TRI-CITIES, Tenn. – Opinions vary about whether the 2023 Tri-Cities housing market will be up, down, or sideways. Anyway you look at it, next year will be a challenge for everyone concerned, but some submarkets could have the edge.
It’s pretty well accepted that sales will be off their torrid pace next year. Prices are another issue.
Lawrence Yun, The National Association of Realtors (NAR) chief economist, recently told Realtors he thinks sales will be down by 6% next year while prices could increase by 1%.
Core Logic’s analyzes for Fortune that included an assessment of income growth projections, unemployment forecasts, consumer confidence, debt-to-income radios, affordability and mortgage rates, and inventory levels give the Tri-Cities’ metro areas a 20% – 40% chance of a price dip. That’s a chance – not a forecast. They have moved from the Very-Low chance group to the Low-Risk group.
Morgan Stanley expects prices – as measured by the Case-Shiller Index – to fall 4% in 2023 after a 5% decline during the last half of this year. Its forecasters also don’t think a depleted inventory will stem price declines. The thing to remember about Morgan Stanley’s outlook is it’s a major metro centric. It does a good job on the nation’s 322 largest markets. But regional market performance can – and often is – different.
Local prices have been flat since mid-year but are tracking toward a third double-digit annual increase. Prices were up 11.1% last year and up 17.6% in 2020. So far this year, the 10-month trend has them at an 18% increase.
Given current conditions, the region will likely see some price growth rate softening. How much it bites into the current growth rate is the big question.

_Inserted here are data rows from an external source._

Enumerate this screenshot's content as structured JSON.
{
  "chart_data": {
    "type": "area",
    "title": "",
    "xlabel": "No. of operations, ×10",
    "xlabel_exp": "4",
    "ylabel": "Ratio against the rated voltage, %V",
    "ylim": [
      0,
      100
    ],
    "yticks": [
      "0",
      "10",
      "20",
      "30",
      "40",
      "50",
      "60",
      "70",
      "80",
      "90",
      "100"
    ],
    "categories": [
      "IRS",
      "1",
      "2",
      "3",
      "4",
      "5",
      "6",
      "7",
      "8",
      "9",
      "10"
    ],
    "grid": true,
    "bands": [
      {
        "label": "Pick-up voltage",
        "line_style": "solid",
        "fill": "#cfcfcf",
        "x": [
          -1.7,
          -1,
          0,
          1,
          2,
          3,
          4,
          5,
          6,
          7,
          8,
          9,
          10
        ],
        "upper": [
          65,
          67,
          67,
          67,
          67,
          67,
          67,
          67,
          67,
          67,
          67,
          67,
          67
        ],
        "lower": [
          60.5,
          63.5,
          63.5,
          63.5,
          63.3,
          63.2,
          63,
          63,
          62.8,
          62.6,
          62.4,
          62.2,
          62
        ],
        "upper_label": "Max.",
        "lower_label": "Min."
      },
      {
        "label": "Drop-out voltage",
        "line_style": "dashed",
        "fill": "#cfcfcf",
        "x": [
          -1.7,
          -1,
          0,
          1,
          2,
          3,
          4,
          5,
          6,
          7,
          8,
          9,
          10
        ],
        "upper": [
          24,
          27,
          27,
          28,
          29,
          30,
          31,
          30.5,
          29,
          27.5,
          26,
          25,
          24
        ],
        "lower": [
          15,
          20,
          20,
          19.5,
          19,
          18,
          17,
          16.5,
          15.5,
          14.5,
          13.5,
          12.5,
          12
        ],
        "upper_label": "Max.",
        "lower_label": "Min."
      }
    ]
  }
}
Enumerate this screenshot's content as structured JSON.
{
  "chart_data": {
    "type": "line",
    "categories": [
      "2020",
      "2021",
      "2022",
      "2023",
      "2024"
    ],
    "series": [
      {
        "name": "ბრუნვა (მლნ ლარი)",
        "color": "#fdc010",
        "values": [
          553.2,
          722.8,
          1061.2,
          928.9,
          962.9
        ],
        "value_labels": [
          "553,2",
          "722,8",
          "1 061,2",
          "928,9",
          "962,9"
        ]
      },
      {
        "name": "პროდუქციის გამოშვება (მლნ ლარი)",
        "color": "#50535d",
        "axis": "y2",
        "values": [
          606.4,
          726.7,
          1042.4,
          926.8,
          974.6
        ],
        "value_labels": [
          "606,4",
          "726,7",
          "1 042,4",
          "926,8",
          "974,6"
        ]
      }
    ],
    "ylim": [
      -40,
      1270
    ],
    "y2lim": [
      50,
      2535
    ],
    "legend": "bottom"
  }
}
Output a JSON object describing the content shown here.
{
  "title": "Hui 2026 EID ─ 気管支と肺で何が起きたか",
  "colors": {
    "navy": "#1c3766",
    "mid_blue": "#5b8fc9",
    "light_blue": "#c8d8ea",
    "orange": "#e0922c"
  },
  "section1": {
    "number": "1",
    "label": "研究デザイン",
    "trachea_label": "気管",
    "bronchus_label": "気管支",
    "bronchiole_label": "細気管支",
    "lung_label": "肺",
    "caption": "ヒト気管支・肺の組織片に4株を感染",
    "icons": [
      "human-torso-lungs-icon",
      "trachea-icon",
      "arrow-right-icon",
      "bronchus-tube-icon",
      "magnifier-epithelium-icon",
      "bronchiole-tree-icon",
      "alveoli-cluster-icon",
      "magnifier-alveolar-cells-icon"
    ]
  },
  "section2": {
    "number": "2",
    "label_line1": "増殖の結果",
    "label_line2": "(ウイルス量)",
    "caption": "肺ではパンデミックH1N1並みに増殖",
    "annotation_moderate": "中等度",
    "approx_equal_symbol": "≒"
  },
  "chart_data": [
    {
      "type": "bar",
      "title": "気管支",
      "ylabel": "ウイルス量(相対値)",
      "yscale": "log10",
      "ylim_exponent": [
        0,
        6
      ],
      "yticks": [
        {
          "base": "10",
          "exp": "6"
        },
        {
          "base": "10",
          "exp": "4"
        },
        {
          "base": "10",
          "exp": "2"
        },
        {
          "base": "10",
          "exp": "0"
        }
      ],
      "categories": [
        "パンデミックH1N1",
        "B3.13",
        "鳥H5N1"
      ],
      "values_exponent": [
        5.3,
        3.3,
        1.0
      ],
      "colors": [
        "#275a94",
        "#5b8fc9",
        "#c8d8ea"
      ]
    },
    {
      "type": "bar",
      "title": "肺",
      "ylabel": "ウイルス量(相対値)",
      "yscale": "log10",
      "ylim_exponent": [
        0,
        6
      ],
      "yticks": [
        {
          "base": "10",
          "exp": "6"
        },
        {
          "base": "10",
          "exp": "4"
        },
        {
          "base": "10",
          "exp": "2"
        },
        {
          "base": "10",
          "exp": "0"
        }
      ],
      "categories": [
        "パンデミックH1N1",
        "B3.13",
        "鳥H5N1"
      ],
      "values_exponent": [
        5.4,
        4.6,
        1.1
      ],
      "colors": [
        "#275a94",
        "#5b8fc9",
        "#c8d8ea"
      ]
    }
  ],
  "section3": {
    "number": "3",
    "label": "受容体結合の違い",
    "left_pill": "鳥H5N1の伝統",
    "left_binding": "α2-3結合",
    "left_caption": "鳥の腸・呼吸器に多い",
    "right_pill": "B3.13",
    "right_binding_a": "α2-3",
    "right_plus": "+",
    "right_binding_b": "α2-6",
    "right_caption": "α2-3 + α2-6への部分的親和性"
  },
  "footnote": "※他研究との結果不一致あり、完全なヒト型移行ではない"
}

There is still strong organic pent-up demand and a robust relocation of new residents. That puts emphasis on how prices and inventory behave. Since sales and prices are increasingly compared to the pre-pandemic conditions, note that the local inventory is down 53% from a pre-pandemic benchmark. It’s growing. But at a painfully slow pace.
Inventory is where the Greeneville Region is emerging to a stronger position than its neighbors, according to the TCI Group’s long-range market share and inventory analyzes. The region’s largest commercial real estate firm invests in residential housing analysis because it reflects population and demographic change – a precursor to what happens in the commercial real estate market.
Last month’s 12-month market share analysis showed that while the Johnson City region dominates the overall market, the Kingsport and Greeneville regions have shown more growth in individual price ranges. This month’s inventory analysis shows Greeneville has the strongest inventory increases in six of 11 price ranges. And it has been especially robust in three prime home price ranges – $100,000 to $199,000, $200,000 to $299,999, and $300,000 to $399,999. Greeneville is also at or very near the bottom rung of the balanced market conditions ladder in the $300,000, $400,000, and $500,000 price ranges.
Data analysis is helpful, but even the best can be knocked off track. There are two Tri-Cities area scenarios for 2023.
The bull market example centers on a slowly improving tight inventory and lower-than-expected mortgage rates. Currently, signs are pointing toward lower mortgage rates that could nudge more buyers into the market to take advantage of a little more inventory and sellers’ willingness to come off their asking price.
A recession unleashes the bear market example. It stomps on job creation, increases unemployment, puts downward pressure on wages and consumer spending. That means weaker demand that sends buyers and builders to the sidelines.
The 2023 outlook is for a challenging year with a lot of variables. The local market has shown it is resilient to the current downturn and some strong fundaments are at play. Next year has the potential to put local housing market performance at odds with mass media headlines, again.